There’s a certain guiltless pleasure to be had in following a baseball game, and cheering for “your”

It’s held in the idea of a meaningless past-time. The world will not benefit or suffer if the Baltimore Orioles beat my beloved Boston Red Sox today...oh, sure, here in Fenway Park the crowds will mourn, but let’s put the outcome into perspective: lives won’t be lost or saved, governments will not crumble, and the universe will continue to expand and swirl in it’s magnificent indifference.

Baseball offers an escape. Baseball opens itself to you with the understanding that it IS only a game, but for nine innings your soul can indulge in the fantasy that every pitch, every swing, and every play can lead to exuberant victory or devastating failure.

Baseball invites us to pretend that it really matters, and in that altered reality, we condition ourselves for the real forces at work, out there...beyond the green monster walls of this ball park, in the real world.

It’s played on a diamond that is situated on a field...three fields in fact, left, right and center...and within that diamond there are bases where runners can find safety...basemen who are trying to tag them out and in the very center of it all, at the very core of the game and middle of the field...is the pitcher...a player who takes a leather wrapped, red-lace-stitched five and a quarter ounce nine inch round spheroid...and throws it at a speed of over 90 miles per hour at a batter on home plate who hopes to round the bases and return back home.

That’s how the game is played, but what’s important...what makes this event a national past time is the
reverent connection we have with this game that makes it so much more than just a game.

My father played baseball, I played baseball, my stepsons played baseball and one day, my grandchildren will play baseball.

We call it by other names: softball, wiffleball, and T-ball...we play it on different fields; ball parks, parking lots, and in the middle of the street. We use our favorite bats, balls and gloves and wear our own uniforms with local team names that bind us together as comrades.

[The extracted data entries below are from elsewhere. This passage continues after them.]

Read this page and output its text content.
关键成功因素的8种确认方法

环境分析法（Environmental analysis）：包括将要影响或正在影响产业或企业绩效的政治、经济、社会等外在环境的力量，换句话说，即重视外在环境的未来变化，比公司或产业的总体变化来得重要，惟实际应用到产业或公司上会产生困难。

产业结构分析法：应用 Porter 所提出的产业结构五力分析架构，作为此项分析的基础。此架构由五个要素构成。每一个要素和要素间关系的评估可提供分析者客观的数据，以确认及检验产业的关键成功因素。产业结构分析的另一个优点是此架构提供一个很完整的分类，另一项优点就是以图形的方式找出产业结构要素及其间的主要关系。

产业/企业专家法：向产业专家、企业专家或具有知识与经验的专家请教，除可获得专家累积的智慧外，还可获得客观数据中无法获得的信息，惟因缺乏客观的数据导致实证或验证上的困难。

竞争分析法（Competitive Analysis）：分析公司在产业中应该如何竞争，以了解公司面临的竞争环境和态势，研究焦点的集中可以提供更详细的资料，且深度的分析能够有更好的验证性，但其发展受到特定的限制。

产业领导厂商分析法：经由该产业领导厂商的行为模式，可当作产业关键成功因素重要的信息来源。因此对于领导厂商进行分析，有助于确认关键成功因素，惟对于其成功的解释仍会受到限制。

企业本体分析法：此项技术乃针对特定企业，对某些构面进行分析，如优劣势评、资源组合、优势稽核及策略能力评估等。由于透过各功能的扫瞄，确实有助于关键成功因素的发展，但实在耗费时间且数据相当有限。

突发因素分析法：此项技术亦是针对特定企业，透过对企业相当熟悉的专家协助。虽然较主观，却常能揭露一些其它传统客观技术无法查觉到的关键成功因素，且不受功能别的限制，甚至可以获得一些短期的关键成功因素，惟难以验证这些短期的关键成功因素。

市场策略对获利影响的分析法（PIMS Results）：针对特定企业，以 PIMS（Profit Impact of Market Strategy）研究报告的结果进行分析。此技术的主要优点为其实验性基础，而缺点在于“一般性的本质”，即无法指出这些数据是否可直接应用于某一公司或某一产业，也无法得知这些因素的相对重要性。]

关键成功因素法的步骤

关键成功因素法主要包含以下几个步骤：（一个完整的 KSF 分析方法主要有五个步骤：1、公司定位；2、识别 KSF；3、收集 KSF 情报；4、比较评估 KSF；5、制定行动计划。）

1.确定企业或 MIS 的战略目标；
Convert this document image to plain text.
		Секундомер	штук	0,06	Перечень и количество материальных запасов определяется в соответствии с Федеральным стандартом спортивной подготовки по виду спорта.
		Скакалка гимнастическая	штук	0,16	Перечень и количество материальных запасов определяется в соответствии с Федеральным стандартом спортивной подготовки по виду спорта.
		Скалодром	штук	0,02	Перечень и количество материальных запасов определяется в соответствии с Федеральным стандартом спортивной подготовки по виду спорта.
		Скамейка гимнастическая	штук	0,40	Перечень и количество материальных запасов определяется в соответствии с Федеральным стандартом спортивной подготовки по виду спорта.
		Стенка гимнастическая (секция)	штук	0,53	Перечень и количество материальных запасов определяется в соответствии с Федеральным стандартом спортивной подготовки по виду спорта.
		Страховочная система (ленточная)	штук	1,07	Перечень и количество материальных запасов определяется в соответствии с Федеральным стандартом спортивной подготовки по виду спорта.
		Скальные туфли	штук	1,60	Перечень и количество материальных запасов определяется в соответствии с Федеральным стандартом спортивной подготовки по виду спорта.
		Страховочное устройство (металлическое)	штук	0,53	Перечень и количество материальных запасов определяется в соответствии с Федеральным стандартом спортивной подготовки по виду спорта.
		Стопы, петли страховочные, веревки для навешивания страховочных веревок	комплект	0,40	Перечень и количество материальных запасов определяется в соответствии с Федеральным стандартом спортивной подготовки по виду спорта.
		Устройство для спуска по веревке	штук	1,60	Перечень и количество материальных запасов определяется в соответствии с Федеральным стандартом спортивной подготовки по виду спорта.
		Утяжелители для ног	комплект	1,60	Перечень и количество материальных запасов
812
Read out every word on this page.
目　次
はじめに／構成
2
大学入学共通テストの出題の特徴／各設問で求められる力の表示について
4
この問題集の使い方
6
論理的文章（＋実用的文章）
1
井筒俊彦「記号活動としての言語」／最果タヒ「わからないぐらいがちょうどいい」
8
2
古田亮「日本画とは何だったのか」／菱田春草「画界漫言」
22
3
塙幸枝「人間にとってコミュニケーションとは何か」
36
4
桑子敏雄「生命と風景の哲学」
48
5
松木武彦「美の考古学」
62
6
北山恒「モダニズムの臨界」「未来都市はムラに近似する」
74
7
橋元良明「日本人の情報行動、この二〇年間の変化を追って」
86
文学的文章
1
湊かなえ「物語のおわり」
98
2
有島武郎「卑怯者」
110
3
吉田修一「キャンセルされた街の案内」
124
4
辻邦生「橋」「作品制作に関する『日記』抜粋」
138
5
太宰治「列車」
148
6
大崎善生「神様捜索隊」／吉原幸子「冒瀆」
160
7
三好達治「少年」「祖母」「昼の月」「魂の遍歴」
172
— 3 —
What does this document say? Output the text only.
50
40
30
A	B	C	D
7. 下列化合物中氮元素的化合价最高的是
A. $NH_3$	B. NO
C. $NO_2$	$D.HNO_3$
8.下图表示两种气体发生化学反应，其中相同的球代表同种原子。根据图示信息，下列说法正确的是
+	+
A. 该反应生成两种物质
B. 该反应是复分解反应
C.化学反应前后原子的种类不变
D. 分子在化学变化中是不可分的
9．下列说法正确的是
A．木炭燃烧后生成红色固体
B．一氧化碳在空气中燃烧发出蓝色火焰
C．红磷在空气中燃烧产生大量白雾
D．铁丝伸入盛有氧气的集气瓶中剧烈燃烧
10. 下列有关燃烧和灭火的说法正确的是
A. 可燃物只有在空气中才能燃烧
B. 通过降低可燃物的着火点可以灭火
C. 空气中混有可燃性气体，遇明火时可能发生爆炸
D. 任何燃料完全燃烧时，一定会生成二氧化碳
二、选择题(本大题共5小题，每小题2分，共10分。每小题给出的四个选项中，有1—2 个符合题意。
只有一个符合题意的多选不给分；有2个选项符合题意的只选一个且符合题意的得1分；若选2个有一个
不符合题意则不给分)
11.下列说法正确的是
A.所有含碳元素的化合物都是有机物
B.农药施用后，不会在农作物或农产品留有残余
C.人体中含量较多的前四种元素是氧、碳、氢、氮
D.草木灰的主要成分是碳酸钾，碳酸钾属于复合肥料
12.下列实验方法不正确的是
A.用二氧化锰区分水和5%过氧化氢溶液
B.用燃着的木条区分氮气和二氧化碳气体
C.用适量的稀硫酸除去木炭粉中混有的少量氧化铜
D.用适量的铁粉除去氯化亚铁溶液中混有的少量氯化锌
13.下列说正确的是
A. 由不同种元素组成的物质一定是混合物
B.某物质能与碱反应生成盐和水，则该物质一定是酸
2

At the heart of it, this game takes us away from our worries and concerns...at ball parks like Fenway, it presents us with a rural field within the cacophony of a city to witness something that doesn’t really matter, doesn’t truly change anything in our lives or in the lives of others...but can bring us peaceful calm, joyful cheering and groaning disappointment.

Most of all, baseball is timeless. Not just because it’s play transcends the generations of those who have played it...but because there is no time limit for completion. 

You come here to the ball park, grab yourself a bag of peanuts, a hot dog and maybe a cold beer...and you sit through nine innings of play. It could take one hour, three hours or even much longer...there is no time limit, and best of all, there is no rush.

Out there, in the real world: you will be rushed. 

Out there, in the real world, you will experience events that matter, circumstances that will affect lives, instances of wonderful and painful reality.

As runners, we are familiar with this kind of escape. But our sport, and our game is all about the clock...it’s all about beating that clock, setting a record and finding the peace beyond understanding at the only base we have: the finish line.

A leisurely run is something quite different; it has no rules, it requires no clock...it’s just you and the world, rolling under your feet.

The world can be harsh, and painful, and boring and tragic...but there are places to go, events to be experienced which can offer you solice from the pressure, stress and pains of life:

Here, you can run home.

Here you can be safe.

Here you can play ball.

I’m Steve Runner, reminding you to run long and taper.